Senator Donnelly to Talk Skills Gap in Fort Wayne
By: Audra Streetman
Updated: March 15, 2013
Senator Joe Donnelly will complete the final stop of his Closing the Skills Gap Tour today.
"We're here at Aptera with great folks, great company on a terrific growth curve.
One of the biggest challenges they have is finding people with enough skills to be
able to fill positions," Said Donnelly.
Donnelly will visit with employers and workers at Aptera in Fort Wayne to discuss how Indiana can meet the need for high-skill jobs currently going unfilled.
Due to the skills gap, an estimated 600,000 high-skill jobs across the country remain vacant. Senator Donnelly plans to work across the partisan divide to pass common sense legislation that will create more effective training and educational programs for workers to match the skills needed for these available jobs.

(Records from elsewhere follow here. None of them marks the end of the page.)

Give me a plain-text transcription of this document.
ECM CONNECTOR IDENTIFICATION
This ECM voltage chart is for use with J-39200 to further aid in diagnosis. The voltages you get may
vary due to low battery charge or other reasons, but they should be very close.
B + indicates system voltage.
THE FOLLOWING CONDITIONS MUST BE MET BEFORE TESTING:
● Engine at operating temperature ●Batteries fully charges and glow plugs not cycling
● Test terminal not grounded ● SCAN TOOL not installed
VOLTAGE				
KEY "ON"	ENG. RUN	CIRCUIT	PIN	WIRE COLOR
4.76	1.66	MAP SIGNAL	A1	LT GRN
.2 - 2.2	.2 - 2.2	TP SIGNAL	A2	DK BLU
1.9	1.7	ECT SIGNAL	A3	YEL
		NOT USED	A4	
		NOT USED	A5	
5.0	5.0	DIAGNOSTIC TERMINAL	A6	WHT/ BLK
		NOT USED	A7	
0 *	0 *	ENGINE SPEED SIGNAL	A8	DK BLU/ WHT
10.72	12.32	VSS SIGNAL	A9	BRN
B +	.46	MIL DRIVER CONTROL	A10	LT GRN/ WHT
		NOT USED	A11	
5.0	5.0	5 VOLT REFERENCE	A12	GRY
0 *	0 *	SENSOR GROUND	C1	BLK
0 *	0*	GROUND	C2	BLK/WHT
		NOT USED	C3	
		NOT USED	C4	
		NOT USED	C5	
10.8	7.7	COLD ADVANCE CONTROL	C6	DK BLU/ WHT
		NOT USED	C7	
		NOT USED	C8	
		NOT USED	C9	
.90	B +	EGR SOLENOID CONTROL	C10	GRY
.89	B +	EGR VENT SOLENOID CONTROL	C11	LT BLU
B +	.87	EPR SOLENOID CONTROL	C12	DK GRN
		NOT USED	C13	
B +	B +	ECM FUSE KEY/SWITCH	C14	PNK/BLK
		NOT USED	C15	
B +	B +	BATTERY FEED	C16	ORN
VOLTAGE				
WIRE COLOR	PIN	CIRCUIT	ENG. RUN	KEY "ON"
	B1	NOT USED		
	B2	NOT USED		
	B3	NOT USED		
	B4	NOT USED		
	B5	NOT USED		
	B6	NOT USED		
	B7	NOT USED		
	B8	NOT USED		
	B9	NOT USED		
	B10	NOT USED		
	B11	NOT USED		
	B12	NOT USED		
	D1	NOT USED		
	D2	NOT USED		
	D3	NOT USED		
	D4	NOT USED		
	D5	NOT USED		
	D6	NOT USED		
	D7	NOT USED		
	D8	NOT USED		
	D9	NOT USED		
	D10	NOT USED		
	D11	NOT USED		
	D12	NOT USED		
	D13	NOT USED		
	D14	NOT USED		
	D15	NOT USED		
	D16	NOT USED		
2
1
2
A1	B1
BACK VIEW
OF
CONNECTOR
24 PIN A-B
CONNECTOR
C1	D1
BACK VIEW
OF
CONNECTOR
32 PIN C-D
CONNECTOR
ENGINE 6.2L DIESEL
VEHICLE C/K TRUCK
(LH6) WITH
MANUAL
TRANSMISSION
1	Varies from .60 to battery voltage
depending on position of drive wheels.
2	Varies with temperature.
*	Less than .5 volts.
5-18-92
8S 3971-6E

Aptera is a custom software and web marketing company based in Fort Wayne. TK Herman is the President of Aptera. He told WFFT, "We're looking for go-getters who are well-motivated who want to learn that don't have to be micro-managed that can help us push the company forward."
Herman says it is important not only to have technical skills but also to have people skills.
"We've got a really good culture we've built over the last ten years here at Aptera. So we're also really picky who we bring onboard. We're looking not only at the technical fit, do they have the technical skills to do the job, but also culturally, do they work with our company, " Said Herman.
Jon Fazzaro is a software Architect at Aptera. He told WFFT, "We need to teach code to kids. We need to start teaching them younger, and we need to get them caught up on some of these skills."
Senator Donnelly plans to bring that advice back to Washington. He is the co-sponsor of the American Works Act, a bipartisan bill aimed to tie the needs of American businesses to the curriculums of community colleges and job-training centers.
Donnelly says the bill, "targets federal dollars, federal education dollars to those areas where jobs are being created, where opportunities are going to be. So that's a concrete way to make sure every dollar is going to be spent prudently and that when it is spent it results in jobs here in Fort Wayne."